More on “sealing” eviction records in Illinois

When will the eviction madness end?

Yesterday, the Chicago Reader ran an article entitled “Failed eviction attempts wouldn’t haunt tenants under proposed state law“.  The article touts the benefits of a proposed state law to automatically seal eviction records in Illinois. 

The article references a report from Housing Action Illinois and LCBH reviewing the “stigma of eviction records”.  The article posits that in the roughly 40 percent of eviction cases are “dismissed or otherwise resolved with no judgment against the tenant” the eviction filing can carry heavy consequences.  They go on to suggest that tenants are named in an eviction because a landlord was foreclosed on or because developers seeking to clear a building evicted “without cause”.  To quote the Bard, I think the tenant’s right’s side protests too much.

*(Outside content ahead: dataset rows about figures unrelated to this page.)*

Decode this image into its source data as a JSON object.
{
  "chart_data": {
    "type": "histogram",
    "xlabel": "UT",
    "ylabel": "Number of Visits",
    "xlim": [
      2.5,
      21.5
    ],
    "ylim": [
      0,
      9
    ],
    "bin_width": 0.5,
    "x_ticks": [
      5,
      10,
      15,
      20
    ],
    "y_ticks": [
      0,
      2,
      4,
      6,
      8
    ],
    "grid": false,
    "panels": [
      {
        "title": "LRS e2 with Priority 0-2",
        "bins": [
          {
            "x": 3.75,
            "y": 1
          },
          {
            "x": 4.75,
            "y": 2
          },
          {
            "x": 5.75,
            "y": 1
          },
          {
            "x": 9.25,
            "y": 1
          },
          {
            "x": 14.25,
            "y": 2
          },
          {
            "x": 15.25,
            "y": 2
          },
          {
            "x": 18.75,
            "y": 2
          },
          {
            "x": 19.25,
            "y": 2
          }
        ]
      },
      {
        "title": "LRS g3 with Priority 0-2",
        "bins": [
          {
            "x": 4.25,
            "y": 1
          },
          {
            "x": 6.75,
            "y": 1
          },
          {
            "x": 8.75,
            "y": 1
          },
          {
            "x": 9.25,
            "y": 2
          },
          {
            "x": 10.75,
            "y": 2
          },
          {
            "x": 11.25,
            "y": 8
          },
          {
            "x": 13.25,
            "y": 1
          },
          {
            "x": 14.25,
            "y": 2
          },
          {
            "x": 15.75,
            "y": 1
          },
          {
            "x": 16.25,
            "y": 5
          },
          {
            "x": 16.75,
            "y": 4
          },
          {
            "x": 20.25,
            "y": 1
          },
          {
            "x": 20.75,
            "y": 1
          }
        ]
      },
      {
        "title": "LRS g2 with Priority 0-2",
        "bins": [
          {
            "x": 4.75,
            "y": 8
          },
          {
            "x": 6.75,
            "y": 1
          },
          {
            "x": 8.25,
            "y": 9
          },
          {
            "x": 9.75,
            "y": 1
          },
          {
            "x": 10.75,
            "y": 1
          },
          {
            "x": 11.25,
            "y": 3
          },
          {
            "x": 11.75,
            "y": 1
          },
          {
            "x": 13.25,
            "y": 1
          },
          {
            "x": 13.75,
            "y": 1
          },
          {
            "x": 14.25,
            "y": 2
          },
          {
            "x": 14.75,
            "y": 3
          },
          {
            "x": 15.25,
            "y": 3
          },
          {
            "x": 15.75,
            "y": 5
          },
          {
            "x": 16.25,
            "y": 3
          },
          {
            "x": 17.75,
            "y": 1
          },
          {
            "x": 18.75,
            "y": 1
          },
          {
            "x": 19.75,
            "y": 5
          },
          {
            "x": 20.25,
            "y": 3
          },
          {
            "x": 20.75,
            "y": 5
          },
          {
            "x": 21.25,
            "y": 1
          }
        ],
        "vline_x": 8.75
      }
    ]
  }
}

First, Illinois already has a law that seals evictions related to foreclosure.  If tenant’s advocates want to argue that evictions related to foreclosure should be sealed upon filing, I think that would probably be much more fair than going to the extreme step in the proposed law of sealing ALL eviction cases in the first 30 days.  If the proposed law passed in its current form, a bad tenant – one who was not paying rent or who was breaching a lease – would be protected and a new landlord doing due diligence on the tenant could not find out that the tenant was currently being evicted.  That’s a ridiculous idea.  Reform for the current law related to foreclosure?  Sure.  Seal all eviction cases for 30 days?  No way.  What are we doing to Illinois’ landlords?

Second, the article suggests that evictions should be permanently sealed for cases filed with cause even if the landlord prevails.  The advocates suggest that this protects tenants who are evicted as a “consequence of property flipping”.  Again, do we all understand how a tenant gets into eviction court?  A landlord who has a right to flip gives a notice to the tenant terminating the tenancy.  That notice is usually a 30 day notice.  For landlords in Chicago who want to convert their buildings to condominiums, that notice can be as long as a 120 days!  So it is only after a tenant FAILS TO VACATE after getting a notice that a case is filed.  Is it not instructive to a future landlord that a tenant is the kind of person who does not move even when they are given a lawful notice?  I think that information is very important to landlords.

Does sealing these records make sense?  Maybe in certain cases.  Maybe sealing immediately in a foreclosure case.  Maybe in a case where the tenant prevails.  However, there’s a reason most landlords end up in eviction court – it is because tenant’s won’t move even after a valid notice.  Heck, even in the 40% of cases that are “dismissed or otherwise resolved with no judgment”, we probably need to examine what’s going on in those cases.  In many cases, a tenant’s rights attorney intercedes and in some cases, with no real defense or with specious charges, files a jury demand, answer, or other stall or delay tactic only to have the landlord capitulate to a settlement that is “better” (ie. cheaper and faster) than playing out the case to its conclusion.

Landlords need to act quickly and contact their representatives if they want to prevent yet another law in a string of laws that seek to take away the landlord’s right to run a successful rental business.